– Ты сумеешь её простить? – спросила Оливия.
Филипп отрицательно покачал головой и скрестил руки на груди.
– Понимаешь, я получил письмо. Анонимку, но, думаю, её написала Люсиль. Больше некому. Письмо доставили, когда она уже была мертва. Почтальон нёс какую-то несусветную чушь о собаке, которая выкрала его сумку с корреспонденцией и залезла с ней на дерево, и от него ощутимо так несло джином. Письмо долго валялось среди счетов, потому что у меня не доходили руки его прочесть. Потом я всё-таки прочёл его и сначала не придал значения – и так хлопот, сама понимаешь, было предостаточно. Но потом я спросил её… И она мне солгала. Я впервые заметил, что она лжёт, видимо, застал её врасплох. И я понял, что не смогу. Не сумею забыть об этом, не сумею закрыть на это глаза. Если я женюсь на ней, то так и буду всю жизнь гадать: лжёт она мне или говорит правду? Чего ещё я не знаю о ней, что ещё она скрывает от меня? Не хочу я такой жизни, Олив, не хочу превратиться в одного из тех бедолаг, что сторожат жену днём и ночью, – он упрямо покачал головой и вздохнул.
– Я понимаю, – медленно произнесла Оливия и мимолётно коснулась руки брата.
Близнецы плечом к плечу сидели на кровати, покрытой лоскутным одеялом, и смотрели на противоположную стену, увешанную выцветшими журнальными изображениями кинозвёзд и театральных артистов. Солнце, так долго скрывавшееся за преградой снежных туч, трудилось без устали.
Зимний полуденный свет, процеженный сквозь цветные занавески, наполнял комнату прохладным голубоватым свечением, будто бы пансион со всеми его крошечными комнатками-каютами, подушечками, безделушками и глиняными вазонами у входа медленно и неотвратимо погружался в воду. За тонкой стенкой слышались шаги, голоса – они сливались в уютный мерный гул, от которого клонило в сон и сами собой закрывались глаза.
– Знаешь, самое забавное во всём этом то, что на сцене она правдива как никогда. Там с неё слетают лживость и фальшь, там она настоящая. Там, уверен, ей бы и в голову не пришло солгать, что все её родные умерли и никого не осталось в живых.

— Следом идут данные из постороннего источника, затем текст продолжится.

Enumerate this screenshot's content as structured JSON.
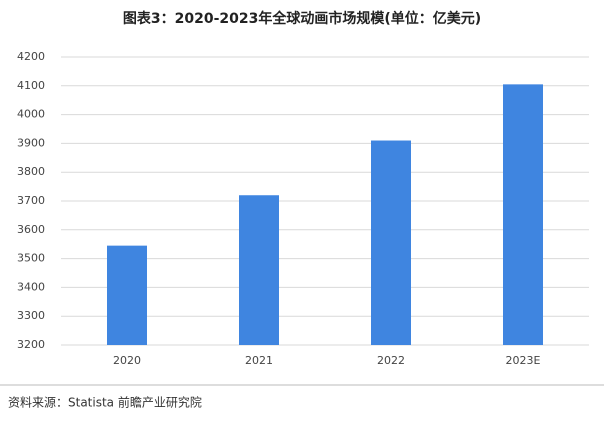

– Я не успела тебе сказать: Лавиния жива, но потеряла много крови и очень слаба. Инспектор запретил пока говорить остальным.
– Что ты сказала?!
– Что ты сказал?!
Близнецы произнесли это одновременно и резко повернулись друг к другу. В зеркале на стене отразились их лица: обрадованное Филиппа и взволнованное, потрясённое Оливии.
– Лавиния жива? Что же ты молчала?
– Повтори, пожалуйста, что ты сейчас сказал?
– Проклятье, Олив, как ты могла промолчать?! Сказал что? – Филипп в недоумении нахмурился.